On the brighter side, Rory’s ranch investments are finally turning out to be more assets than liabilities. Oddly enough, Lita’s parents left Spain because they didn’t like the country. Peter Castro didn’t care for ranches and Mom always was “tooken” with a severe sunburn when she stayed out in the sun for a half hour. They were desolate when the freeway construction ploughed under their nice home in Hollywood, but along about that time Rory’s grandpa passed away, forgetting to leave a will. Rory helped them bid in his home and ranch near Ojai, not far from Rory’s own place. It’s not far from the Ojai Inn and it’s across the street from a fabulous home Loretta Young is building.



This is why, on week-ends, you can seldom find the young Calhouns at home. If they’re not winging their way toward Boulder Dam with Rory’s boat on a trailer, they’re visiting Mom and Dad. Lita confesses that at first she too, didn’t like the country too much, and water made her sick.

“I got used to it, though,” she says now, “and if you want to know the one big secret of the happiness Rory and I are having together, it’s in leading our outdoor life together. We just don’t come home, sit, and after dinner rush out to parties. Our favorite spot is Calhoun Cove. It’s on the Colorado River and we like to go up there with some friend like Guy Madison, camp out with sleeping bags, stay out fishing all day, then come back and settle down to planked fish and tossed salad before a huge campfire.
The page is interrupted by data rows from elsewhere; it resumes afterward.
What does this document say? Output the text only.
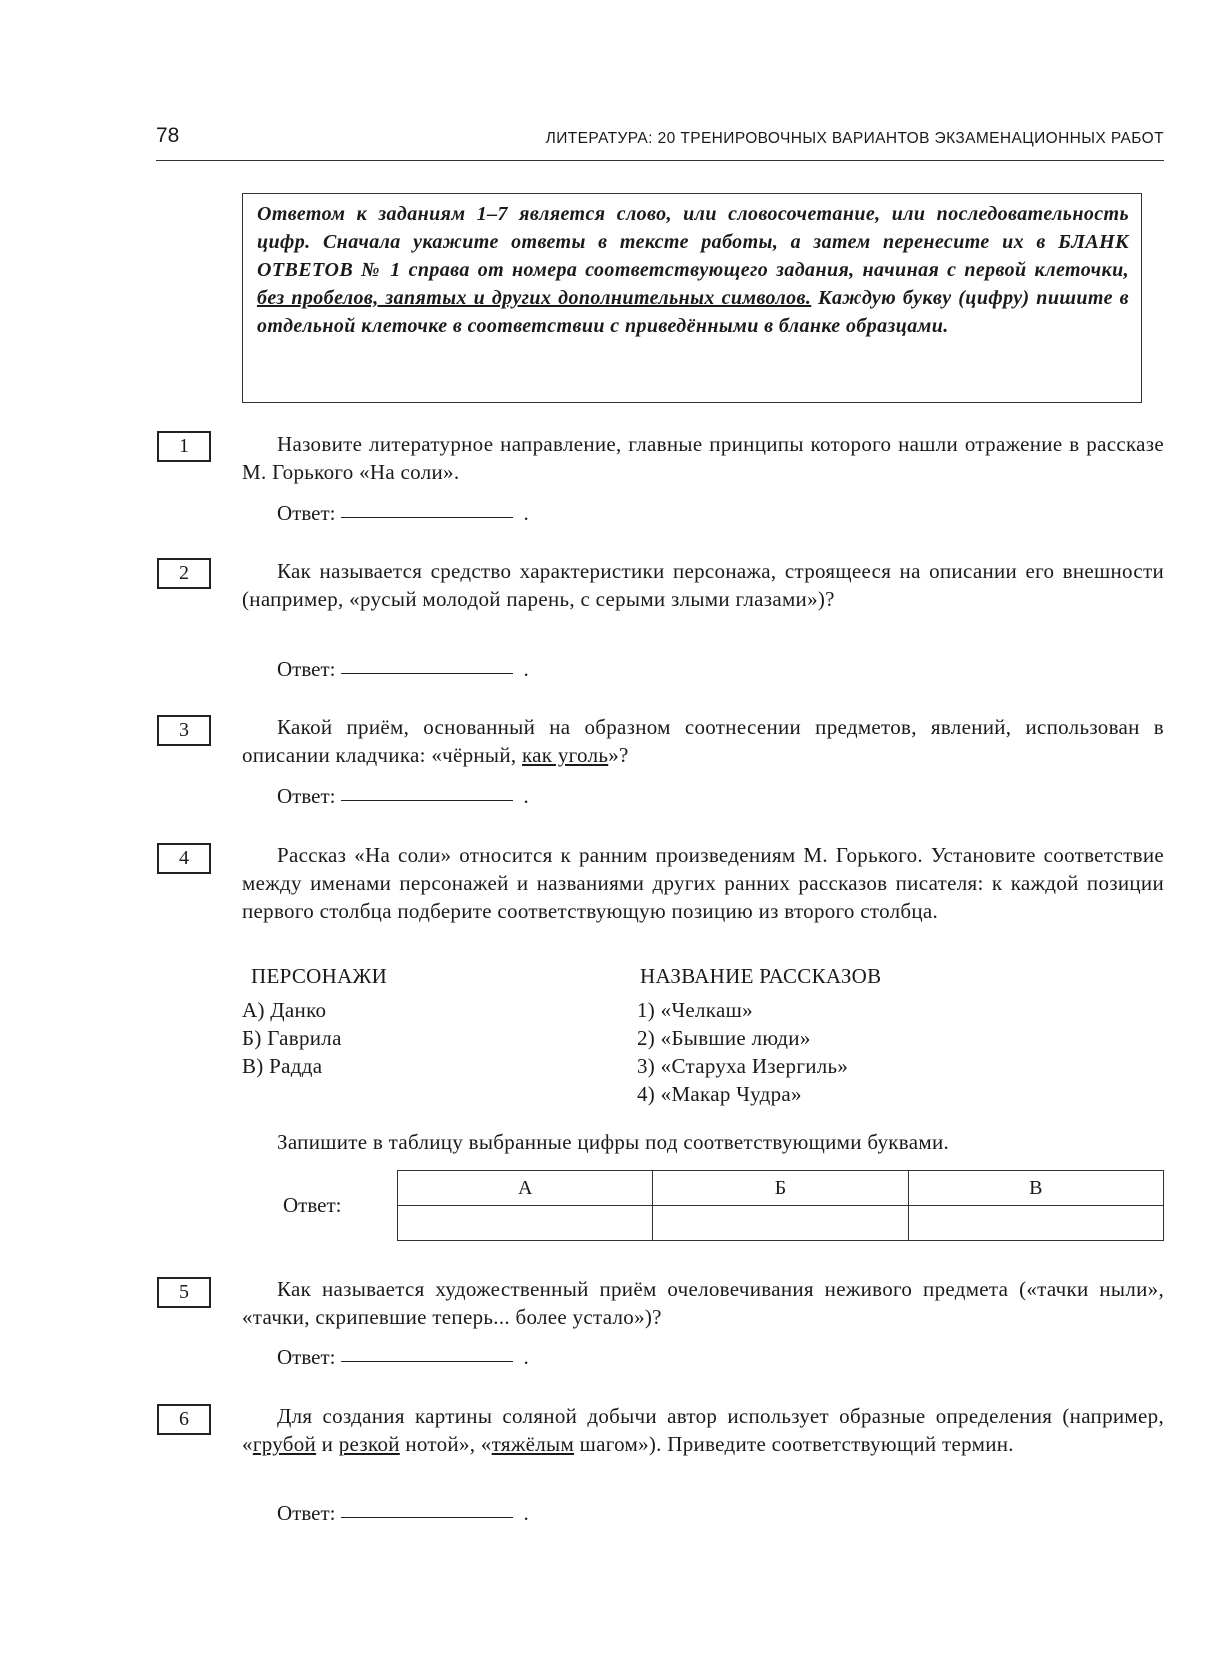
78	ЛИТЕРАТУРА: 20 ТРЕНИРОВОЧНЫХ ВАРИАНТОВ ЭКЗАМЕНАЦИОННЫХ РАБОТ
Ответом к заданиям 1–7 является слово, или словосочетание, или последовательность цифр. Сначала укажите ответы в тексте работы, а затем перенесите их в БЛАНК ОТВЕТОВ № 1 справа от номера соответствующего задания, начиная с первой клеточки, без пробелов, запятых и других дополнительных символов. Каждую букву (цифру) пишите в отдельной клеточке в соответствии с приведёнными в бланке образцами.
1	Назовите литературное направление, главные принципы которого нашли отражение в рассказе М. Горького «На соли».
Ответ:	.
2	Как называется средство характеристики персонажа, строящееся на описании его внешности (например, «русый молодой парень, с серыми злыми глазами»)?
Ответ:	.
3	Какой приём, основанный на образном соотнесении предметов, явлений, использован в описании кладчика: «чёрный, как уголь»?
Ответ:	.
4	Рассказ «На соли» относится к ранним произведениям М. Горького. Установите соответствие между именами персонажей и названиями других ранних рассказов писателя: к каждой позиции первого столбца подберите соответствующую позицию из второго столбца.
ПЕРСОНАЖИ	НАЗВАНИЕ РАССКАЗОВ
А) Данко
Б) Гаврила
В) Радда
1) «Челкаш»
2) «Бывшие люди»
3) «Старуха Изергиль»
4) «Макар Чудра»
Запишите в таблицу выбранные цифры под соответствующими буквами.
Ответ:
А	Б	В

5	Как называется художественный приём очеловечивания неживого предмета («тачки ныли», «тачки, скрипевшие теперь... более устало»)?
Ответ:	.
6	Для создания картины соляной добычи автор использует образные определения (например, «грубой и резкой нотой», «тяжёлым шагом»). Приведите соответствующий термин.
Ответ:	.
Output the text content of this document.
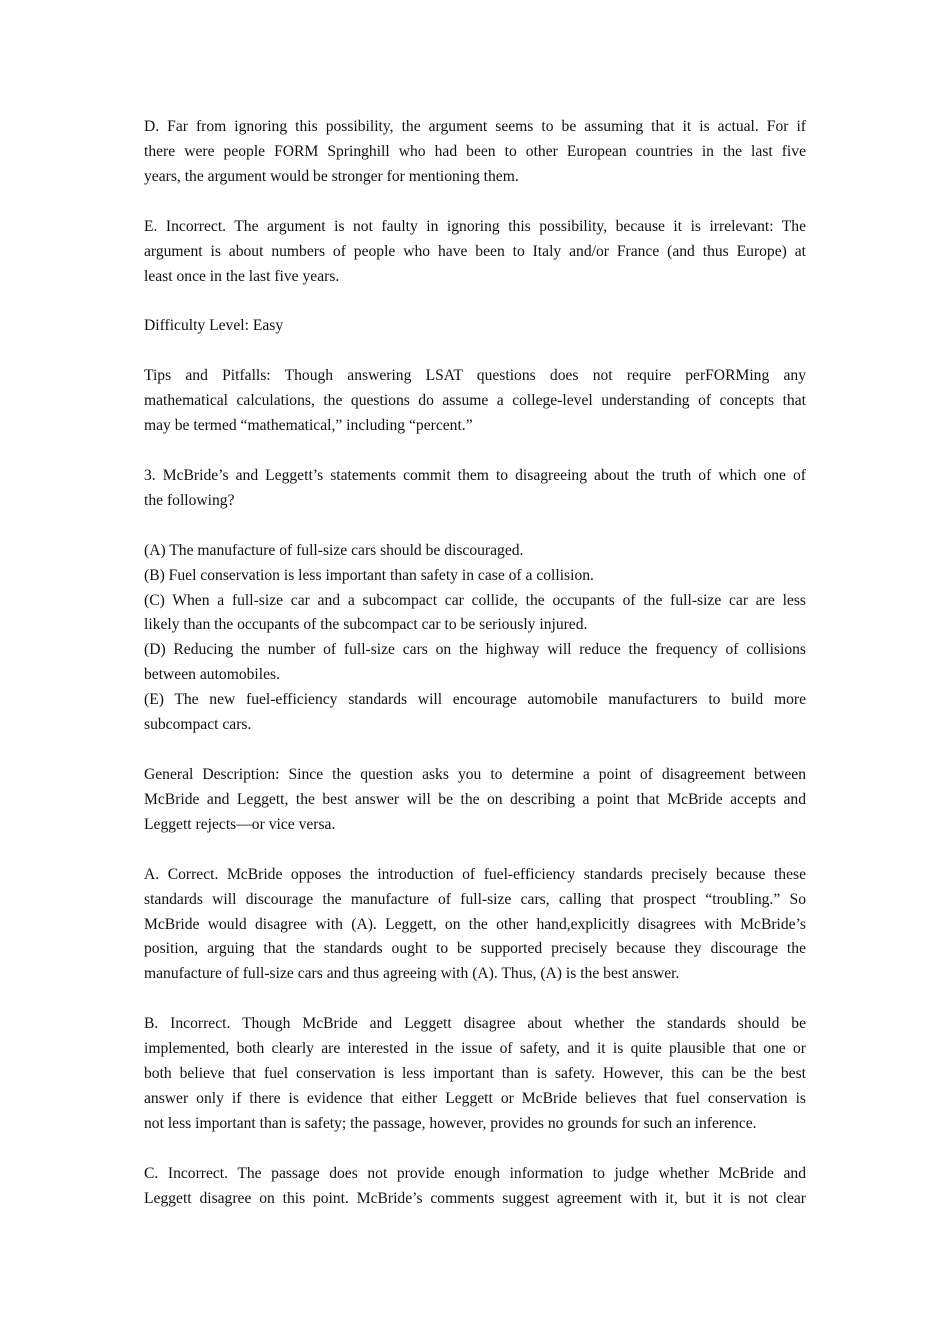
D. Far from ignoring this possibility, the argument seems to be assuming that it is actual. For if
there were people FORM Springhill who had been to other European countries in the last five
years, the argument would be stronger for mentioning them.
E. Incorrect. The argument is not faulty in ignoring this possibility, because it is irrelevant: The
argument is about numbers of people who have been to Italy and/or France (and thus Europe) at
least once in the last five years.
Difficulty Level: Easy
Tips and Pitfalls: Though answering LSAT questions does not require perFORMing any
mathematical calculations, the questions do assume a college-level understanding of concepts that
may be termed “mathematical,” including “percent.”
3. McBride’s and Leggett’s statements commit them to disagreeing about the truth of which one of
the following?
(A) The manufacture of full-size cars should be discouraged.
(B) Fuel conservation is less important than safety in case of a collision.
(C) When a full-size car and a subcompact car collide, the occupants of the full-size car are less
likely than the occupants of the subcompact car to be seriously injured.
(D) Reducing the number of full-size cars on the highway will reduce the frequency of collisions
between automobiles.
(E) The new fuel-efficiency standards will encourage automobile manufacturers to build more
subcompact cars.
General Description: Since the question asks you to determine a point of disagreement between
McBride and Leggett, the best answer will be the on describing a point that McBride accepts and
Leggett rejects—or vice versa.
A. Correct. McBride opposes the introduction of fuel-efficiency standards precisely because these
standards will discourage the manufacture of full-size cars, calling that prospect “troubling.” So
McBride would disagree with (A). Leggett, on the other hand,explicitly disagrees with McBride’s
position, arguing that the standards ought to be supported precisely because they discourage the
manufacture of full-size cars and thus agreeing with (A). Thus, (A) is the best answer.
B. Incorrect. Though McBride and Leggett disagree about whether the standards should be
implemented, both clearly are interested in the issue of safety, and it is quite plausible that one or
both believe that fuel conservation is less important than is safety. However, this can be the best
answer only if there is evidence that either Leggett or McBride believes that fuel conservation is
not less important than is safety; the passage, however, provides no grounds for such an inference.
C. Incorrect. The passage does not provide enough information to judge whether McBride and
Leggett disagree on this point. McBride’s comments suggest agreement with it, but it is not clear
“There’s something else that’s important, if any young people happen to be listening. A good marriage doesn’t have to be confining. For instance Rory doesn’t mind at all if I work now and then. Last winter I took a job at the St. Regis Hotel, dancing and singing with Billy Daniel. Rory was busy and away on a picture location. But we weren’t separated more than three weeks. We’ve both seen people in show business rush off to Europe without each other. Human beings have a way of developing new interests when they are apart too long. When they get back together they don’t have a genuine interest in their mutual problems. I guess the best formula for a sound marriage is a combination of “don’t hedge me in, but for Pete’s sake, don’t stay away too long.”



Rory Calhoun seconds that, and adds: “It’s nice if a fellow’s wife can be handy with a rifle or a six-shooter when a man’s away. I just got back from bow and arrow hunting with Howard Hill to find that Lita had filed a report with the Beverly Hills police on a prowler. Seems that in the middle of the night she heard a noise below our second floor bedroom window. She listened for a few seconds to make sure it wasn’t a dog or a cat, then she sneaked into my den and grabbed a hunting rifle. It may have been silly for her to turn on the light, but the police say that the sight of her standing there aiming that artillery scared the daylights out of the prowler. He fell right through an awning and its a cinch he won’t be around Beverly Hills again for a long time. If an efficient police force isn’t bad enough, no sensible second-story man wants to face a wild-eyed little gal on the trigger end of a 30-30!”